# How to measure and set white balance on 60D



## omar (May 30, 2013)

I'm confused how to get the correct white balance for my 60D

I saw one guy who put a white card in front
Then he measured the kelvin value
And then he said you had to manually input this
It all seemed good and made sense - but then afterwards I couldn't find the same video again!!

ALSO... can someone give me a line or 2 about why getting the right white balance is important and what it does for you?
The problem with the internet is that there's too much to read - not sure where to start!

Thanks


Omar


----------



## jdramirez (May 31, 2013)

I use lightroom and there is a little dropper that you can place over into your image and it locks into the correct white balance pretty consistently. But you need the right subject to take advantage of this. Someone here said it and it works amazingly. A white styrofoam cup. Bam. Run the dropper over that and perfect. Then copy the setting to the other images that were taken under that same light. 

As for the purpose of white balance... if you have the wrong setting, it will look too blue, too green, too red, or too yellow. All of which can ruin a photo. 

I have been shooting in Raw the past 6 months. So someone correct me if I'm wrong, but white balance only affects the jpg image... I think. So if you are shooting in raw, it won't matter.


----------



## jdramirez (May 31, 2013)

But to answer your actually question...

Go to your white balance option and go over to where it says kelvin. I think I put the camera into live view and then I adjust it and try and find where the grey card looks like what is in the lcd. 

That's it. You have your setting and all is well with the world.


----------



## dmills (May 31, 2013)

jdramirez said:


> I have been shooting in Raw the past 6 months. So someone correct me if I'm wrong, but white balance only affects the jpg image... I think. So if you are shooting in raw, it won't matter.



You're (mostly) correct. The small caveat is that if you're shooting in the wrong white balance mode for RAW, it means that you MUST go back and change it in post-production. While that's not difficult to do, if you're in a location where you can set it, and it just looks good from the beginning, it's one less thing you have to do in post production. Another minor advantage is that if you're working with models/clients where you're occasionally showing your image to them from the back of your camera, it's nicer to have it look better (ie. with correct-ish white balance). That being said, white balance can be fully set in post production when shooting RAW, whereas it's "burned in" when shooting jpg.


----------



## tdrive (May 31, 2013)

This works for me on my 60D

Take a photo of a white object (A4 paper ok)
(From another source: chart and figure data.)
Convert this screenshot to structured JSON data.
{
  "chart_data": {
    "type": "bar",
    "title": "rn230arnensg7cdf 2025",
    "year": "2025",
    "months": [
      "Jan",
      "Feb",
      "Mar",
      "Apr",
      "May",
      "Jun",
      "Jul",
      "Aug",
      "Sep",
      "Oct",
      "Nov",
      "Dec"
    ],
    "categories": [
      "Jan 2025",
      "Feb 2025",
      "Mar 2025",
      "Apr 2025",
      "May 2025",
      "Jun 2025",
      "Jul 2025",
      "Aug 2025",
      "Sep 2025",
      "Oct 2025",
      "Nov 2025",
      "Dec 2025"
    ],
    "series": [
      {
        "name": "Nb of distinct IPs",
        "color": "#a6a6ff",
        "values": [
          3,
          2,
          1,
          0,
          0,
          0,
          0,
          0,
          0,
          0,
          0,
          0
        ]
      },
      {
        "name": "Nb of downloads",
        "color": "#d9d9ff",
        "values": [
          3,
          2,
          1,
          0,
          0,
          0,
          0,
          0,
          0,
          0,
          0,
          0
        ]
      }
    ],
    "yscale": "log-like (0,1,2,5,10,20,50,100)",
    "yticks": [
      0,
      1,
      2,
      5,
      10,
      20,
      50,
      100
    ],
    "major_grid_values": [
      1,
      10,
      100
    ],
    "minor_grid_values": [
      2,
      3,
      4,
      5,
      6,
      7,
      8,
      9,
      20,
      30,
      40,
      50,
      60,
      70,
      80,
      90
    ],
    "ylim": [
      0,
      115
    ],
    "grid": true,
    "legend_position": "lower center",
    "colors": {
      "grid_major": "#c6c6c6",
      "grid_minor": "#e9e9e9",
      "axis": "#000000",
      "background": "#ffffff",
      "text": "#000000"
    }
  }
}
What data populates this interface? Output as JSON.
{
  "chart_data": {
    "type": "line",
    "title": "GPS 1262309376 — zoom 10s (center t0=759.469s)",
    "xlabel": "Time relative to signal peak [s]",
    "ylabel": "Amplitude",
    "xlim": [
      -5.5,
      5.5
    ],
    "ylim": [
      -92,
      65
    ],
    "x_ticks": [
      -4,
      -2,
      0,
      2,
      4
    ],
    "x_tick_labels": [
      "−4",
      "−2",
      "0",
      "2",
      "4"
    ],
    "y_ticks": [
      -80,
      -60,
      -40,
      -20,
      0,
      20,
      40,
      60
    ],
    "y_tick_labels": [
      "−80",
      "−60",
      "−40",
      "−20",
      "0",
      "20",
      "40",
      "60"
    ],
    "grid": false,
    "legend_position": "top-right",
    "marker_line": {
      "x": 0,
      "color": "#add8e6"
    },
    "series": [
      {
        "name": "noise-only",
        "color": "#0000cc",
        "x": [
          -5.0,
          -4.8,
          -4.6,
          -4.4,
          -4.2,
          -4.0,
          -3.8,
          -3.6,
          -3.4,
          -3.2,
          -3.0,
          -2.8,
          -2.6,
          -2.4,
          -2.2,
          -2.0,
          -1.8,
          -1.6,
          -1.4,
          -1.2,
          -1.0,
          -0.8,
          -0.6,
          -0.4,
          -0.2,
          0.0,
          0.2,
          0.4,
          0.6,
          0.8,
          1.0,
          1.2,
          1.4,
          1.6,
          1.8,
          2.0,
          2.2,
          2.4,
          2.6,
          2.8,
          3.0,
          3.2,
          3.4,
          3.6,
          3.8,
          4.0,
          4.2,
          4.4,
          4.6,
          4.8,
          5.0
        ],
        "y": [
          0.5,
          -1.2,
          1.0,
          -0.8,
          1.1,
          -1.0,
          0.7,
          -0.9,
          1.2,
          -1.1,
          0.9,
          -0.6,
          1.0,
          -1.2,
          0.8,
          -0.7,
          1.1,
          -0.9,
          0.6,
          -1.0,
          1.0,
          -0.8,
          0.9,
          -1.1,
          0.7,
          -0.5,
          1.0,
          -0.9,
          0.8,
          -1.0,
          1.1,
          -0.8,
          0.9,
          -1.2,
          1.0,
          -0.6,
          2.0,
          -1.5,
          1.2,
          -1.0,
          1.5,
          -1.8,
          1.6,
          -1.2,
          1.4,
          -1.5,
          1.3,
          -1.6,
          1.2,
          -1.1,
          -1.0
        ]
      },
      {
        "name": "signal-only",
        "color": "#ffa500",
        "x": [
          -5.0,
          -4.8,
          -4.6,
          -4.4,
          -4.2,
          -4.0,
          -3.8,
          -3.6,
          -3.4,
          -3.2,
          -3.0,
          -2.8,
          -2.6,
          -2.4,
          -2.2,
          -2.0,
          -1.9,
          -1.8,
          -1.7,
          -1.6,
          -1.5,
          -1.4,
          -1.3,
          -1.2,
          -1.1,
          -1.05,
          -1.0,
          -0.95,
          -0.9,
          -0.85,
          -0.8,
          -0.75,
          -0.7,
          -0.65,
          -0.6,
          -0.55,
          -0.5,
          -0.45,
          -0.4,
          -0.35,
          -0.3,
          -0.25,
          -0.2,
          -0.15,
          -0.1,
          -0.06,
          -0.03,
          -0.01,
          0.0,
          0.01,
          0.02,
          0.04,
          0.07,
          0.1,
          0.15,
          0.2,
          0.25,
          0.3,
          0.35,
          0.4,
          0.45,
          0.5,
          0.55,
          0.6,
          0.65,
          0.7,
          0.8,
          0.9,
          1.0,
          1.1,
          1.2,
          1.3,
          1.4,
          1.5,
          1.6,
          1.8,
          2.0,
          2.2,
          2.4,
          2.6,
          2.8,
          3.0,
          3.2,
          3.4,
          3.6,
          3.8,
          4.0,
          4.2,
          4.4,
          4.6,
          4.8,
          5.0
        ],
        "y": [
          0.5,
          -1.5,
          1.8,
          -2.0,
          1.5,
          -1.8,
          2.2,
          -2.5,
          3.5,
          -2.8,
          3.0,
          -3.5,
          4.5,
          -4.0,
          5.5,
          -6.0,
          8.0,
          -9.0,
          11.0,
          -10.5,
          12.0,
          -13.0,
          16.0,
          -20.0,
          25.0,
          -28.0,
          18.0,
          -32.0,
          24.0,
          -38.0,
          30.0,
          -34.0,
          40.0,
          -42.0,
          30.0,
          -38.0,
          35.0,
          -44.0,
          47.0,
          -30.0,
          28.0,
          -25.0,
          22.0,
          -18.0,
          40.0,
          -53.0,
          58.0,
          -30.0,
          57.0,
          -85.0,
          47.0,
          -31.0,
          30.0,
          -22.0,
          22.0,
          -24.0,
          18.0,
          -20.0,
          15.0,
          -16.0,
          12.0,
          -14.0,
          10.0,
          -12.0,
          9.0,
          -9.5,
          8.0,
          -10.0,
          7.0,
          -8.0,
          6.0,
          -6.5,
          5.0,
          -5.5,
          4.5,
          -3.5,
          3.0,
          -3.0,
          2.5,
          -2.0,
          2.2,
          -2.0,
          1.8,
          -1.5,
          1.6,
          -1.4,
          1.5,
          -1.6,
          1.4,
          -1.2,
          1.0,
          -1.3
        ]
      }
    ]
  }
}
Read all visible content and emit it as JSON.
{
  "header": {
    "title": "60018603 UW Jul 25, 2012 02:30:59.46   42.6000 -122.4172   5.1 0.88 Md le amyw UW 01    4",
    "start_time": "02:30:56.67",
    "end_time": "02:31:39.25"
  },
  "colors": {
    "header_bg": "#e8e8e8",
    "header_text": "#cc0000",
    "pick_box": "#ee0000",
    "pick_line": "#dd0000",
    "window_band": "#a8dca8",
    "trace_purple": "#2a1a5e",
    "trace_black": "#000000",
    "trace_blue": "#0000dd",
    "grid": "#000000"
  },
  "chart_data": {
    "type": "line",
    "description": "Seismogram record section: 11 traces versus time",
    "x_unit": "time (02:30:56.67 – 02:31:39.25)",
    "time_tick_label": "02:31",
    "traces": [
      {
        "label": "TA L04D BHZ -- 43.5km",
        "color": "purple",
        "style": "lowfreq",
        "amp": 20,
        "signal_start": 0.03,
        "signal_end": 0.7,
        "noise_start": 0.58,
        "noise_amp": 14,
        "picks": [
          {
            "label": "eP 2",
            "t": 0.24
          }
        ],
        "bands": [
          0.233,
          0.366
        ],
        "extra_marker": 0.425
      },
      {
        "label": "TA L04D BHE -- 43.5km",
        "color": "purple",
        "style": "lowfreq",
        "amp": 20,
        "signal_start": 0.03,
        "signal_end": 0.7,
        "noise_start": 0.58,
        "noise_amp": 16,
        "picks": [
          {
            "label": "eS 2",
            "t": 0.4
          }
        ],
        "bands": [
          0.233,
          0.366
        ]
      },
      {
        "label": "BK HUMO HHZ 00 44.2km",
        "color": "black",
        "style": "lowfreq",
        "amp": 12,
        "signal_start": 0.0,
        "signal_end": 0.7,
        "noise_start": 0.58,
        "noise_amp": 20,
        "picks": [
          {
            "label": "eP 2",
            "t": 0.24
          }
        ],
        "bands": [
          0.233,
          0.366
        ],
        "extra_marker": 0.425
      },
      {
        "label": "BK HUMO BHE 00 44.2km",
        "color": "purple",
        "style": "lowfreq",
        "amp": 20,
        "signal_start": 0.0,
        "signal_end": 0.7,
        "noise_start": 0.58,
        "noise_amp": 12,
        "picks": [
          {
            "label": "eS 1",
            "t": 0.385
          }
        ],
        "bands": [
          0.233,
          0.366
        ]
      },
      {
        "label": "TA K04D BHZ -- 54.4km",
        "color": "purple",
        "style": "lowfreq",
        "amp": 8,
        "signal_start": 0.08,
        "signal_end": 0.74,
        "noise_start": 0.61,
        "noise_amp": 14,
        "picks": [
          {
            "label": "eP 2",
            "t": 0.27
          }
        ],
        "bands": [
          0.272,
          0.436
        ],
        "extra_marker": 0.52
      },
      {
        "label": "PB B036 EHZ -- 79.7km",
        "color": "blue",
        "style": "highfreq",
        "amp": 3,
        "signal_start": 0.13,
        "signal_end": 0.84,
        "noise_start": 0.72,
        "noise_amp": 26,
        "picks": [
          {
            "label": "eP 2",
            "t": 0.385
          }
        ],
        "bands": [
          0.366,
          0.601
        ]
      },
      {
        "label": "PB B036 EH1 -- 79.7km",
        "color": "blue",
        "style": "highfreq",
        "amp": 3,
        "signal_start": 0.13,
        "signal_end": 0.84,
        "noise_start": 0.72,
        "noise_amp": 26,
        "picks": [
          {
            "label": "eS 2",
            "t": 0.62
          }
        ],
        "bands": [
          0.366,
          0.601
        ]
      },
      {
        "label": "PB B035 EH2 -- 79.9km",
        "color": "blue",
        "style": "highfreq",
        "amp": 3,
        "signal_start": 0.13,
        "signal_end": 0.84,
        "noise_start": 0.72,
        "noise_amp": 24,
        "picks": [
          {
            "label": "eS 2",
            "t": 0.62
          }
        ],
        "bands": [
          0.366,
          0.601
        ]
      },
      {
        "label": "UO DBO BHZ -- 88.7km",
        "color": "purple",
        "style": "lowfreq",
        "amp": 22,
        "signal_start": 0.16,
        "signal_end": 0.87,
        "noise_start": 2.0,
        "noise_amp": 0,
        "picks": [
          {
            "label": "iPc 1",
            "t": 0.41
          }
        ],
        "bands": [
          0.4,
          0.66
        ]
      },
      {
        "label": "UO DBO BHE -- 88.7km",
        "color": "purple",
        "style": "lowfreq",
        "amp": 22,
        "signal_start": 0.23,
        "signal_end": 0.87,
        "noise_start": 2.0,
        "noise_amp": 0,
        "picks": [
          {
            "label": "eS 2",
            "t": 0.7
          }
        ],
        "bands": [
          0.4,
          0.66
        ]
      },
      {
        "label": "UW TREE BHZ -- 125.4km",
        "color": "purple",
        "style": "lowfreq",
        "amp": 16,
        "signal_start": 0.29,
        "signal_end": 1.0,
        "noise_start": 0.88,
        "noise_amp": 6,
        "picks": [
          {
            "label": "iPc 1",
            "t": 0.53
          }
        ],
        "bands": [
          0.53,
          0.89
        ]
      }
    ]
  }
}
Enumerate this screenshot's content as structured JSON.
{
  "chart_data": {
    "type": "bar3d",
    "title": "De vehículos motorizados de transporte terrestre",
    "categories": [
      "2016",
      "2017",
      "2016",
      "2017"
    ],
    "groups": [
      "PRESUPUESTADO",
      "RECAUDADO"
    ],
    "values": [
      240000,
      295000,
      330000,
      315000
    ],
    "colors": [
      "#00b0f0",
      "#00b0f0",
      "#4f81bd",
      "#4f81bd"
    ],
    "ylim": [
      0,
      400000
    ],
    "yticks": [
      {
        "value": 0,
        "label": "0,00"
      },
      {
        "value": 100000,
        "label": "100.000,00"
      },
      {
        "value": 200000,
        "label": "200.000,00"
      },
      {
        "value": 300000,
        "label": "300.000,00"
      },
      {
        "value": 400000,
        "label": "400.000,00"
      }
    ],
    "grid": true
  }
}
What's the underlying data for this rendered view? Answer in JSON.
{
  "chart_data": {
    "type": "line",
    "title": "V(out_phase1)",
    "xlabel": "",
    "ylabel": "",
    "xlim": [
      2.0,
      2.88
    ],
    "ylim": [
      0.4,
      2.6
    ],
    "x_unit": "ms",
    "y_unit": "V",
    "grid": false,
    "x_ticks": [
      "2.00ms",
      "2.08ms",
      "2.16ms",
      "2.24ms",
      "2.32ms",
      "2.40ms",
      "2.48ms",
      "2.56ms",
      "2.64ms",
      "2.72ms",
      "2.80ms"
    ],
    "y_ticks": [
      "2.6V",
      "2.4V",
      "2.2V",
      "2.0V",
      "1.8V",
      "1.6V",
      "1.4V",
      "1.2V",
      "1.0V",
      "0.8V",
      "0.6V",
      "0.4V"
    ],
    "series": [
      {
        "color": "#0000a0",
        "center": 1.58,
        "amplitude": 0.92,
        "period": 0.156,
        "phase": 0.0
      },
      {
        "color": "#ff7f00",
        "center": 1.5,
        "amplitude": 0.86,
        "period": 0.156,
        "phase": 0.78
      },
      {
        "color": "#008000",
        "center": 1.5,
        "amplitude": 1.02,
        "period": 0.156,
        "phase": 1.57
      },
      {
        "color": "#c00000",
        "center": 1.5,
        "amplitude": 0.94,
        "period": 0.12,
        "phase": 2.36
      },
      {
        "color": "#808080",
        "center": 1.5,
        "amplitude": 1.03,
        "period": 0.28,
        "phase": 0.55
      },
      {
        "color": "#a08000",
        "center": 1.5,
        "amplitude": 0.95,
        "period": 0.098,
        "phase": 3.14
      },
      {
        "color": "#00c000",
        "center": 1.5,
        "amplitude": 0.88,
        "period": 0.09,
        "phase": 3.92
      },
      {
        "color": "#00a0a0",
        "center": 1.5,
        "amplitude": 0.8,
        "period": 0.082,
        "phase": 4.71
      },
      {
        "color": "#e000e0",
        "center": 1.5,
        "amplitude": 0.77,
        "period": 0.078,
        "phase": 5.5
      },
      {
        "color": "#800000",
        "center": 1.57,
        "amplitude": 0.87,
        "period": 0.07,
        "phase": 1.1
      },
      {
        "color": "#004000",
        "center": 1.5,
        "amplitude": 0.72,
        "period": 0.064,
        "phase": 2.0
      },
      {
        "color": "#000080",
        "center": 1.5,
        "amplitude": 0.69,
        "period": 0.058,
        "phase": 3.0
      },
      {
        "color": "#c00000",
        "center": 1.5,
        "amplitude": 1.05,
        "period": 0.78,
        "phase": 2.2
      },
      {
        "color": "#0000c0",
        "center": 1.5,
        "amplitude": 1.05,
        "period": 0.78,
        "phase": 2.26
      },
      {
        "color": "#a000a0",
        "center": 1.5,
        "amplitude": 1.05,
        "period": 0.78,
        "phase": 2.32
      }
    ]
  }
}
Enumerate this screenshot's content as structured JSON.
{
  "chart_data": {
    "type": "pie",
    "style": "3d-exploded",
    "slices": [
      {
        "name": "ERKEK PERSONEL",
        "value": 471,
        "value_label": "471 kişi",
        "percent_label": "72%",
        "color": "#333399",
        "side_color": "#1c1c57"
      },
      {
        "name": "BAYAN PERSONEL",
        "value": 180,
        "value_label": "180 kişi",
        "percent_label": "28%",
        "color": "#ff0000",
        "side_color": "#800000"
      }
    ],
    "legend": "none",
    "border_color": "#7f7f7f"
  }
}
Under menu 2, select-custom white balance

Import the picture you took and select ok

Under the second tab in menu, select-white balance-custom

After, DON’T FORGET return white balance to what it was originally on.


----------



## jdramirez (May 31, 2013)

tdrive said:


> This works for me on my 60D
> 
> Take a photo of a white object (A4 paper ok)
> 
> ...



That's sad that I've had my 60D for 2 years and never knew you could do that. Nice tip. But now that I shoot in raw... it is less of consequence... but it reminds me that I really should know my gear better rather than just rely on lightroom in pp.


----------



## omar (May 31, 2013)

guys thanks for the replies
i'm try some of the steps mentioned above
the bit i'm not sure about is importing the image - what do u mean? how do i do that
(ok - i've only had the 60D a short time - so a little clueless)
thanks in advance


----------



## tdrive (May 31, 2013)

Under menu 2, (2nd from left)select-custom white balance. It will ask you which picture you want to import


----------



## Dick (May 31, 2013)

dmills said:


> white balance can be fully set in post production when shooting RAW, whereas it's "burned in" when shooting jpg.



Then again, I have never had any problems changing white balance in post with jpg files either. Aperture has the same sliders for RAW and jpg and they work the same way.


----------



## Skulker (May 31, 2013)

omar said:


> guys thanks for the replies
> i'm try some of the steps mentioned above
> the bit i'm not sure about is importing the image - what do u mean? how do i do that
> (ok - i've only had the 60D a short time - so a little clueless)
> thanks in advance



If all else fails you could try reading the user manual.


----------



## preppyak (May 31, 2013)

dmills said:


> You're (mostly) correct. The small caveat is that if you're shooting in the wrong white balance mode for RAW, it means that you MUST go back and change it in post-production.


I will say, even shooting in RAW, I'd have a few shots that were nearly impossible to correct in post becaue the colors were so far off. They all came from the awful fluorescent lights they have in schools, but, it's definitely advisable to at least use one of the presets to get close to the correct WB for a scene. If you're coming up with Kelvin values in the 3-4000 range on a scene that needs 7000, it's not as easy to correct


----------